The ball flew toward the pond on the left of the green and landed in the pond. McIlroy bowed his head. The crowd near the green gasped.
He recovered with two birdies on the par-5 13th and 15th holes, which he played relatively easily on Friday, and bogeyed on the 16th. I hit it. His day ended with a familiar insult at the Augusta National Ground. McIlroy has disappeared again, trying to find a way to get the ball out of the woods. A final bogey and five overs led him to his 77th round of par. He hit an even-par 72 in the first round on Thursday.
Bad weather halted play late Friday afternoon, but McIlroy will undoubtedly miss the mid-cut of the tournament once the second round ends on Saturday. It will be his third time McIlroy has been left out of his final two rounds of the Masters, and his second in the past three years.
After Friday’s rounds, McIlroy stepped into an annex building next to the Augusta National clubhouse, where players entered their scores. He was expected to speak to reporters waiting for him outside after conducting his two televised interviews inside the facility. He instead declined all interviews, according to a club spokesman.
Consistently one of the most accessible elite golfers in the game, it certainly makes sense, even if McIlroy had nothing else to say.

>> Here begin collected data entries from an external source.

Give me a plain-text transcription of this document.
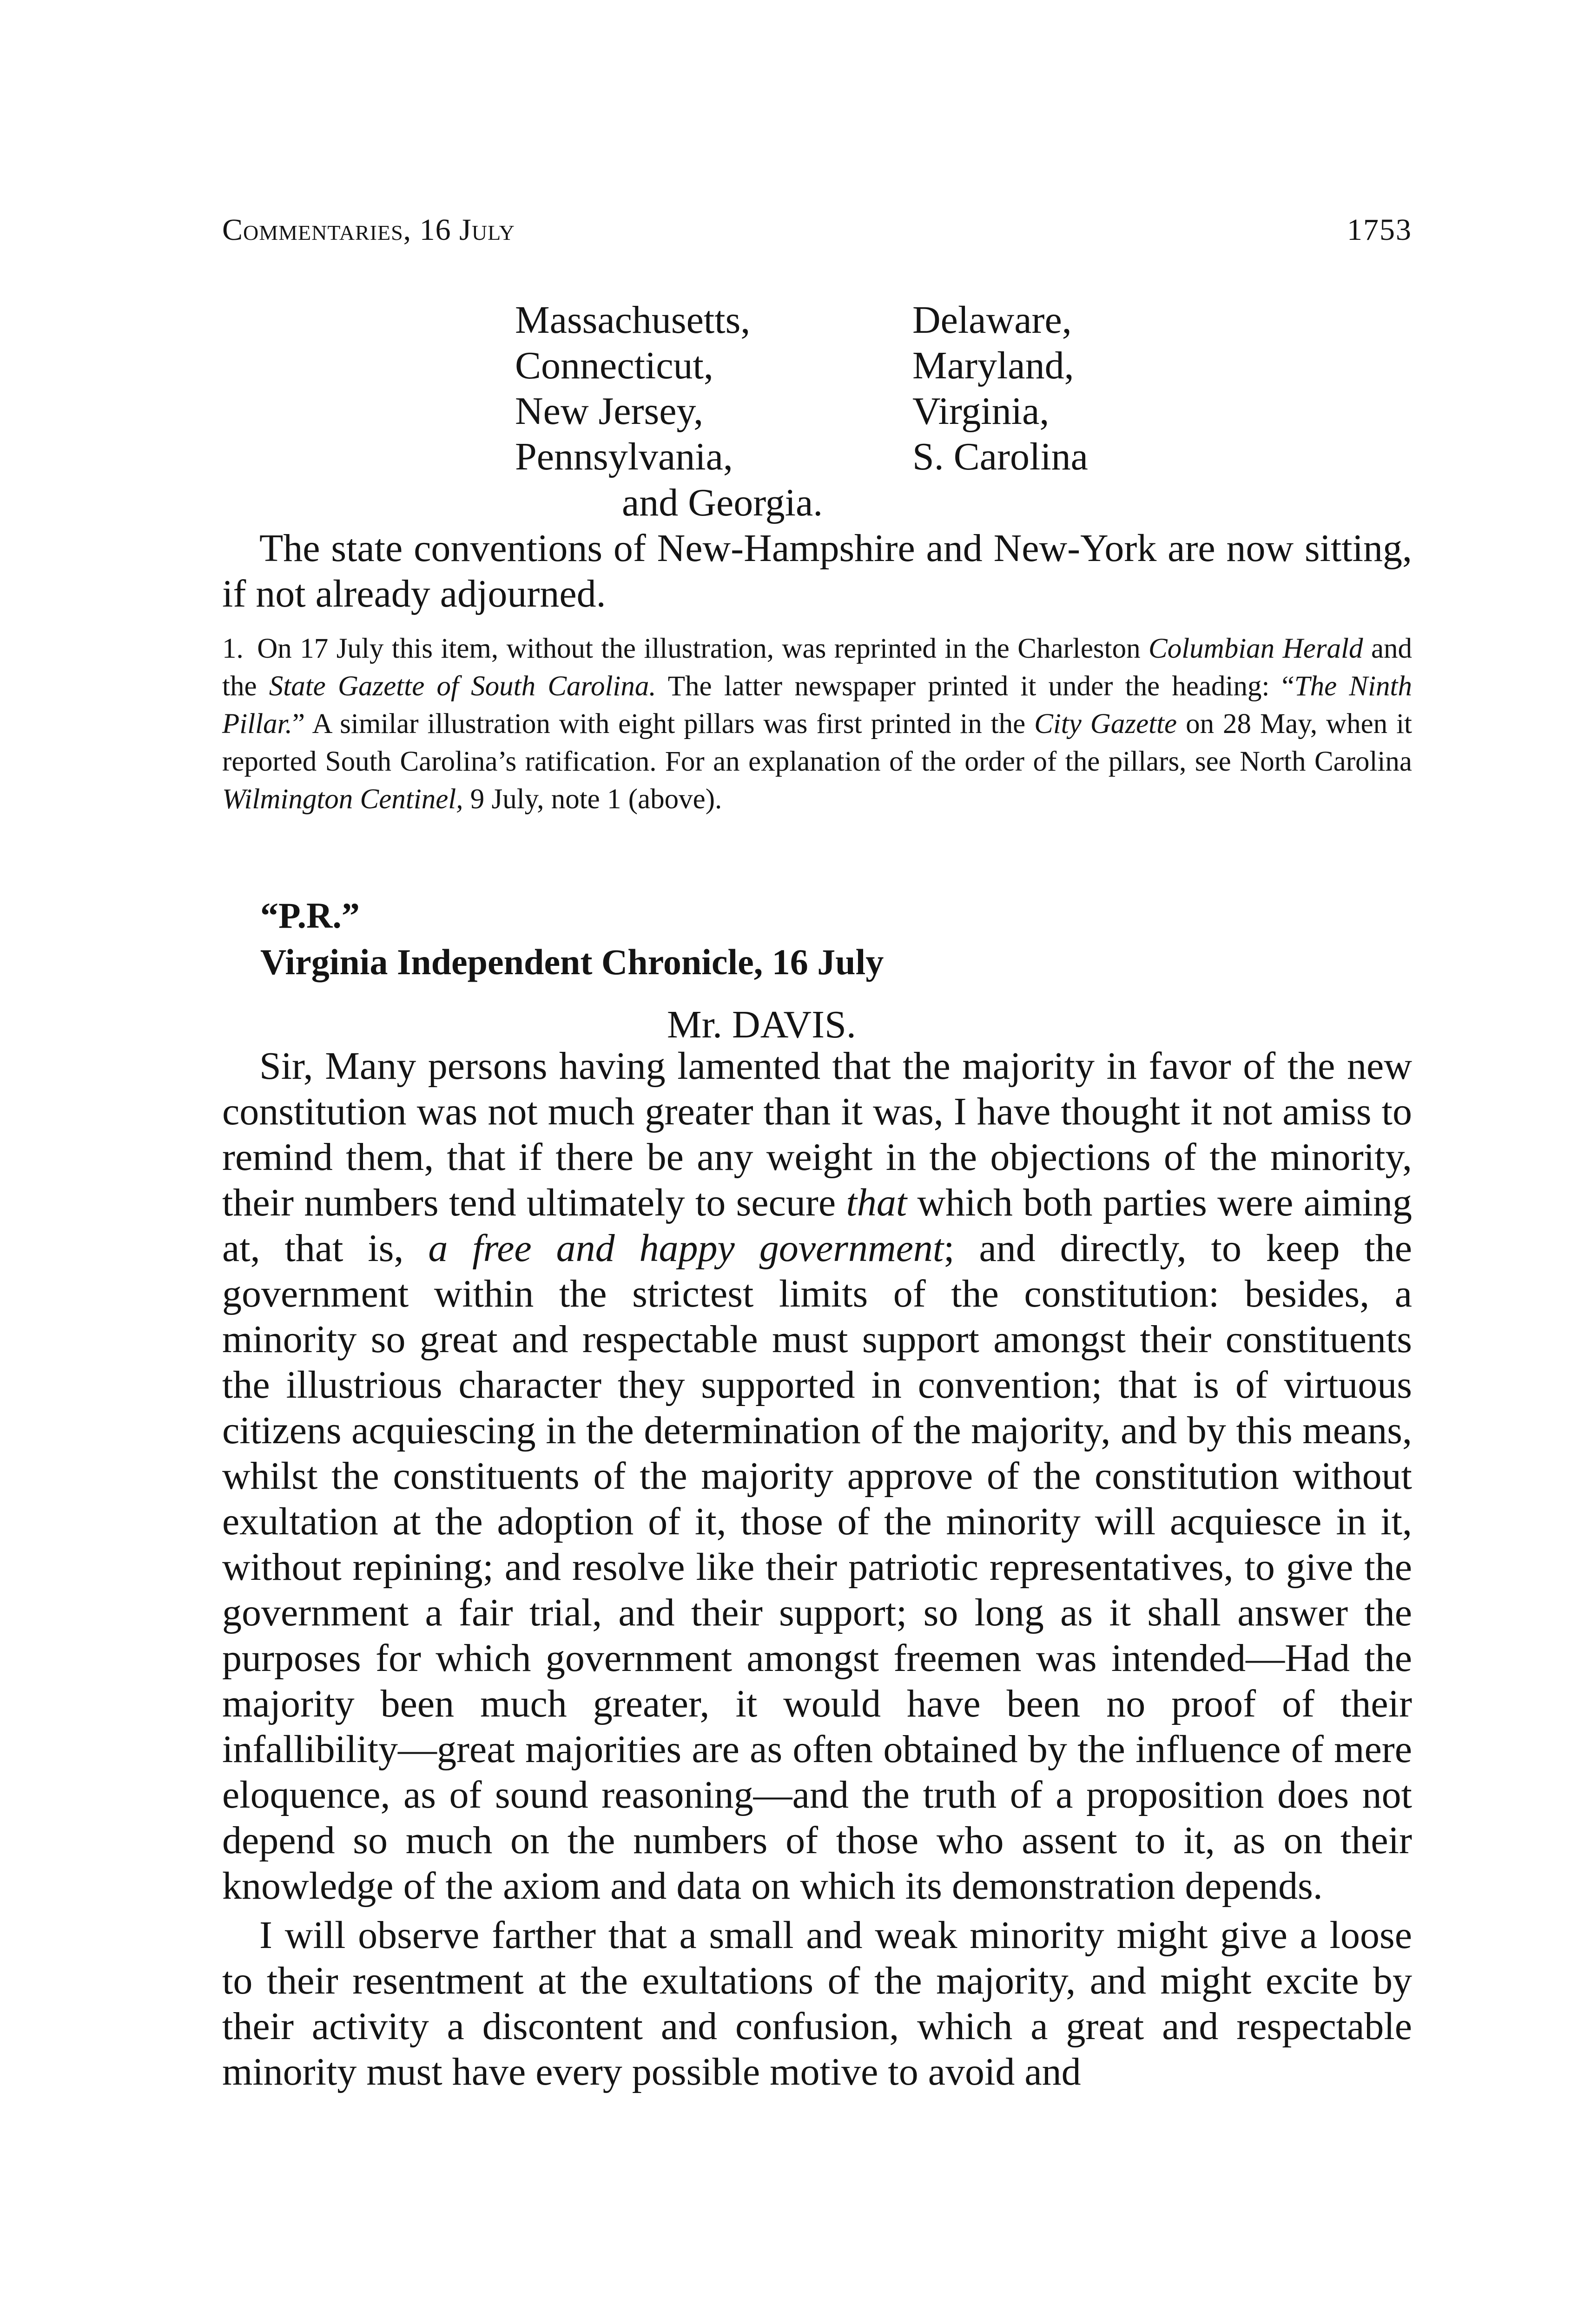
Commentaries, 16 July	1753
Massachusetts,	Delaware,
Connecticut,	Maryland,
New Jersey,	Virginia,
Pennsylvania,	S. Carolina
and Georgia.

The state conventions of New-Hampshire and New-York are now sitting, if not already adjourned.

1. On 17 July this item, without the illustration, was reprinted in the Charleston Columbian Herald and the State Gazette of South Carolina. The latter newspaper printed it under the heading: “The Ninth Pillar.” A similar illustration with eight pillars was first printed in the City Gazette on 28 May, when it reported South Carolina’s ratification. For an explanation of the order of the pillars, see North Carolina Wilmington Centinel, 9 July, note 1 (above).

“P.R.”
Virginia Independent Chronicle, 16 July
Mr. DAVIS.

Sir, Many persons having lamented that the majority in favor of the new constitution was not much greater than it was, I have thought it not amiss to remind them, that if there be any weight in the objections of the minority, their numbers tend ultimately to secure that which both parties were aiming at, that is, a free and happy government; and directly, to keep the government within the strictest limits of the constitution: besides, a minority so great and respectable must support amongst their constituents the illustrious character they supported in convention; that is of virtuous citizens acquiescing in the determination of the majority, and by this means, whilst the constituents of the majority approve of the constitution without exultation at the adoption of it, those of the minority will acquiesce in it, without repining; and resolve like their patriotic representatives, to give the government a fair trial, and their support; so long as it shall answer the purposes for which government amongst freemen was intended—Had the majority been much greater, it would have been no proof of their infallibility—great majorities are as often obtained by the influence of mere eloquence, as of sound reasoning—and the truth of a proposition does not depend so much on the numbers of those who assent to it, as on their knowledge of the axiom and data on which its demonstration depends.

I will observe farther that a small and weak minority might give a loose to their resentment at the exultations of the majority, and might excite by their activity a discontent and confusion, which a great and respectable minority must have every possible motive to avoid and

In the past, talking too much didn’t help. On the eve of a disastrous fourth round in 2011, McIlroy said in his room in an interview with a packed Augusta National.
In Tuesday’s interview, he couldn’t be more bombastic about how prepared and confident he is about competing at the 2023 Masters. he was philosophical.
“You have to go through it all, don’t you think?” said McIlroy, the world’s second-best golfer. “Not every experience is a good one. .
“Last year, I felt like I might have shed some of that scar tissue, and I felt like I had some kind of breakthrough.”
On Friday afternoon, McIlroy received a polite round of applause as he left the 18th green. He nodded to the crowd and forced the thinnest smile.
But another comment of his on Tuesday probably best describes his thoughts at this point.
“I’ve been knocking on the door for my fifth major,” he said.